The following Letter to the Editor was published in Newsday on March 5th, 2024. You can read the original version here.
Historically, the shifting demographics of Long Island’s younger population has led business groups to favor policies that loosen restrictions on economic development [“More residents leaving LI,” News, Feb. 29].
While there is no denying that our region’s escalating costs hurt our economic potential, countless metrics point to still ample demand for the quality of life that our region offers young and growing families, as evidenced by the post-pandemic pricing of residential real estate.
As always, the vexing question is: How do we as a region preserve the attributes that newcomers continue to seek from Long Island while pushing for additional growth?

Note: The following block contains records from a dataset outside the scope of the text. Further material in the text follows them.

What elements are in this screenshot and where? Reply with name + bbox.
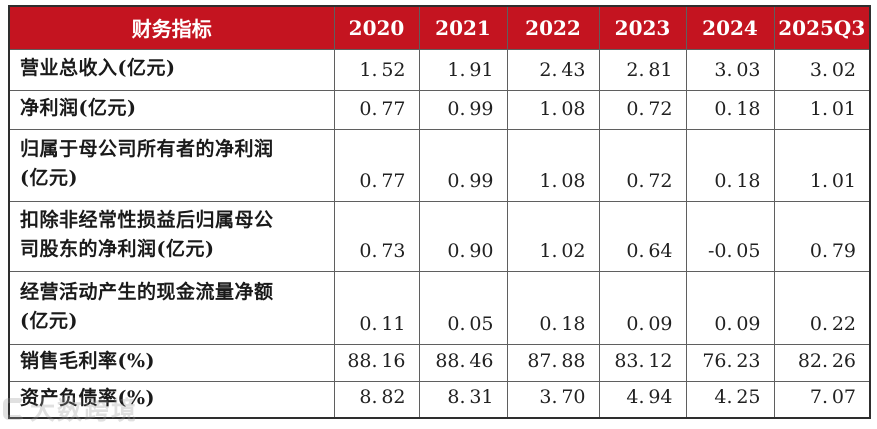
value-cell: 76. 23 — [685, 343, 775, 382]
value-cell: 88. 16 — [333, 343, 420, 382]
header-indicator: 财务指标 — [8, 5, 335, 50]
financial-indicators-table: 财务指标 2020 2021 2022 2023 2024 2025Q3 营业总… — [8, 5, 871, 419]
value-cell: 0. 18 — [685, 89, 775, 130]
value-cell: 1. 01 — [773, 89, 871, 130]
table-row: 扣除非经常性损益后归属母公 司股东的净利润(亿元) 0. 73 0. 90 1.… — [8, 200, 871, 272]
table-row: 经营活动产生的现金流量净额 (亿元) 0. 11 0. 05 0. 18 0. … — [8, 270, 871, 345]
indicator-label: 资产负债率(%) — [8, 380, 335, 418]
value-cell: 4. 25 — [685, 380, 775, 418]
table-row: 销售毛利率(%) 88. 16 88. 46 87. 88 83. 12 76.… — [8, 343, 871, 382]
value-cell: 0. 99 — [418, 128, 508, 202]
value-cell: 3. 03 — [685, 48, 775, 91]
value-cell: 2. 43 — [506, 48, 600, 91]
header-year-2020: 2020 — [333, 5, 420, 50]
value-cell: 1. 08 — [506, 128, 600, 202]
value-cell: 0. 72 — [598, 128, 687, 202]
value-cell: 1. 08 — [506, 89, 600, 130]
value-cell: 8. 82 — [333, 380, 420, 418]
table-row: 营业总收入(亿元) 1. 52 1. 91 2. 43 2. 81 3. 03 … — [8, 48, 871, 91]
header-year-2021: 2021 — [418, 5, 508, 50]
table-row: 净利润(亿元) 0. 77 0. 99 1. 08 0. 72 0. 18 1.… — [8, 89, 871, 130]
value-cell: 0. 77 — [333, 89, 420, 130]
value-cell: 8. 31 — [418, 380, 508, 418]
value-cell: 0. 09 — [685, 270, 775, 345]
value-cell: 1. 01 — [773, 128, 871, 202]
value-cell: 83. 12 — [598, 343, 687, 382]
value-cell: 82. 26 — [773, 343, 871, 382]
value-cell: 87. 88 — [506, 343, 600, 382]
indicator-label: 扣除非经常性损益后归属母公 司股东的净利润(亿元) — [8, 200, 335, 272]
value-cell: 0. 22 — [773, 270, 871, 345]
value-cell: 0. 18 — [506, 270, 600, 345]
value-cell: 7. 07 — [773, 380, 871, 418]
value-cell: 0. 77 — [333, 128, 420, 202]
value-cell: 0. 05 — [418, 270, 508, 345]
indicator-label: 净利润(亿元) — [8, 89, 335, 130]
value-cell: 0. 64 — [598, 200, 687, 272]
value-cell: -0. 05 — [685, 200, 775, 272]
indicator-label: 归属于母公司所有者的净利润 (亿元) — [8, 128, 335, 202]
value-cell: 4. 94 — [598, 380, 687, 418]
value-cell: 3. 70 — [506, 380, 600, 418]
value-cell: 1. 52 — [333, 48, 420, 91]
value-cell: 0. 11 — [333, 270, 420, 345]
value-cell: 0. 79 — [773, 200, 871, 272]
header-year-2024: 2024 — [685, 5, 775, 50]
indicator-label: 销售毛利率(%) — [8, 343, 335, 382]
value-cell: 88. 46 — [418, 343, 508, 382]
value-cell: 3. 02 — [773, 48, 871, 91]
value-cell: 0. 09 — [598, 270, 687, 345]
indicator-label: 营业总收入(亿元) — [8, 48, 335, 91]
table-row: 归属于母公司所有者的净利润 (亿元) 0. 77 0. 99 1. 08 0. … — [8, 128, 871, 202]
header-year-2023: 2023 — [598, 5, 687, 50]
value-cell: 0. 72 — [598, 89, 687, 130]
value-cell: 0. 18 — [685, 128, 775, 202]
value-cell: 1. 02 — [506, 200, 600, 272]
header-year-2022: 2022 — [506, 5, 600, 50]
header-row: 财务指标 2020 2021 2022 2023 2024 2025Q3 — [8, 5, 871, 50]
value-cell: 1. 91 — [418, 48, 508, 91]
value-cell: 0. 73 — [333, 200, 420, 272]
header-year-2025q3: 2025Q3 — [773, 5, 871, 50]
indicator-label: 经营活动产生的现金流量净额 (亿元) — [8, 270, 335, 345]
value-cell: 0. 90 — [418, 200, 508, 272]
table-row: 资产负债率(%) 8. 82 8. 31 3. 70 4. 94 4. 25 7… — [8, 380, 871, 418]
value-cell: 2. 81 — [598, 48, 687, 91]
value-cell: 0. 99 — [418, 89, 508, 130]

For decades, planners have grappled with that question, arguing for holistic policies that balance social, economic and environmental needs.
Unfortunately, our patchwork of local governments limits our ability to craft cohesive regional solutions, but the picture isn’t bleak.
While still failing to diversify housing inventory, key successes continue in areas such as open-space protection, securing key investments in transit, and decreasing our economy’s reliance on a singular sector or skill set.
We must continue making our region more economically viable. But by accepting the limitations of growth, we can avoid policy overcorrections that erode what makes our region special in the first place.
— Richard Murdocco, Commack
The writer is an adjunct professor in Stony Brook University’s public policy master’s program.